There are 30 shapes represented in the data. That's a lot to show in a single figure.

UFOs %>%
  summarise(shapes = n_distinct(shape))

## # A tibble: 1 x 1
##   shapes
##    <int>
## 1     30

If we look at the different shapes in the data, we can see some overlap, as well as shapes with low counts.

UFOs %>%
  group_by(shape) %>%
  summarise(count = n())

## `summarise()` ungrouping output (override with `.groups` argument)

## # A tibble: 30 x 2
##    shape    count
##    <chr>    <int>
##  1 changed      1
##  2 changing  1962
##  3 chevron    952
##  4 cigar     2057
##  5 circle    7608
##  6 cone       316
##  7 crescent     2
##  8 cross      233
##  9 cylinder  1283
## 10 delta        7
## # ... with 20 more rows

For instance, "changed" only appears in one record. But "changing," which appears in 1,962 records should be grouped with "changed." After inspecting all the shapes, I identified the following categories that accounted for most of the different shapes:

changing, which includes both changed and changing
circles, like disks, domes, and spheres
triangles, like deltas, pyramids, and triangles
four or more sided: rectangles, diamonds, and chevrons
light, which counts things like flares, fireballs, and lights

I also made an "other" category for shapes with very low counts that didn't seem to fit in the categories above, like crescents, teardrops, and formations with no further specification of shape. Finally, shape was blank for some records, so I made an "unknown" category. Here's the code I used to recategorize shape.

changing <- c("changed", "changing")
circles <- c("circle", "disk", "dome", "egg", "oval","round", "sphere")
triangles <- c("cone","delta","pyramid","triangle")
fourormore <- c("chevron","cross","diamond","hexagon","rectangle")
light <- c("fireball","flare","flash","light")
other <- c("cigar","cylinder","crescent","formation","other","teardrop")
unknown <- c("unknown", 'NA')

UFOs <- UFOs %>%
  mutate(shape2 = ifelse(shape %in% changing,
                         "changing",
                         ifelse(shape %in% circles,
                                "circular",
                                ifelse(shape %in% triangles,
                                       "triangular",
                                       ifelse(shape %in% fourormore,
                                              "four+-sided",
                                              ifelse(shape %in% light,
                                                     "light",
                                                     ifelse(shape %in% other,
                                                            "other","unknown")))))))

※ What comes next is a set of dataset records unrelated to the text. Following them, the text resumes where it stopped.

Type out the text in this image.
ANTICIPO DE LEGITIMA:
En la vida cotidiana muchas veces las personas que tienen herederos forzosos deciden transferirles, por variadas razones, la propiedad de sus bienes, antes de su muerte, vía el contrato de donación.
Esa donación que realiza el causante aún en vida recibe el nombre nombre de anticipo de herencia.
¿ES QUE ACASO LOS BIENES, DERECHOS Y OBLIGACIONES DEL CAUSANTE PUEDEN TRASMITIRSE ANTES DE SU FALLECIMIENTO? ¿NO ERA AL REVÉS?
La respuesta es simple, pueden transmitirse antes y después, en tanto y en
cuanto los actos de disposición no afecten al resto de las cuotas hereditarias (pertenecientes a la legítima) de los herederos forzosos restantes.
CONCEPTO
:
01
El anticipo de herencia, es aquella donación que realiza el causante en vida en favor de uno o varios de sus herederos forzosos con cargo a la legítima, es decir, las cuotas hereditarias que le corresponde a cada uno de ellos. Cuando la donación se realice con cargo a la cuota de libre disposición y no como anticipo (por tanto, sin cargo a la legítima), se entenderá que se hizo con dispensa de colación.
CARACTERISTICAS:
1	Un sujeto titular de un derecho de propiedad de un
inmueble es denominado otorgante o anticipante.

My biggest question mark was cigar and cylinder. They're not really circles, nor do they fall in the four or more sided category. I could create another category called "tubes," but ultimately just put them in other. Using the code above as an example, you could see what happens to the chart if you put them in another category or create one of their own.

For the chart, I dropped the unknowns.

UFOs <- UFOs %>%
  filter(shape2 != "unknown")

Now, to plot shapes over time, I need to extract date information. The "datetime" variable is currently a character, so I have to convert that to a date. I then pulled out year, so that each point on my figure was the count of that shape observed during a given year.

library(lubridate)

## 
## Attaching package: 'lubridate'

## The following objects are masked from 'package:base':
## 
##     date, intersect, setdiff, union

UFOs <- UFOs %>%
  mutate(Date2 = as.Date(datetime, format = "%m/%d/%Y"),
         Year = year(Date2))

Now we have all the information we need to plot shapes over time, to see if there have been changes. We'll create a summary dataframe by Year and shape2, then create a line chart with that information.

Years <- UFOs %>%
  group_by(Year, shape2) %>%
  summarise(count = n())

## `summarise()` regrouping output by 'Year' (override with `.groups` argument)

library(scales)

## 
## Attaching package: 'scales'

## The following object is masked from 'package:purrr':
## 
##     discard

## The following object is masked from 'package:readr':
## 
##     col_factor

library(ggthemes)

Years %>%
  ggplot(aes(Year, count, color = shape2)) +
  geom_point() +
  geom_line() +
  scale_x_continuous(breaks = seq(1910,2020,10)) +
  scale_y_continuous(breaks = seq(0,3000,500), labels = comma) +
  labs(color = "Object Shape", title = "From Flying Saucers to Bright Lights:\nSightings of UFO Shapes Over Time") +
  ylab("Number of Sightings") +
  theme_economist_white() +
  scale_color_tableau() +
  theme(plot.title = element_text(hjust = 0.5))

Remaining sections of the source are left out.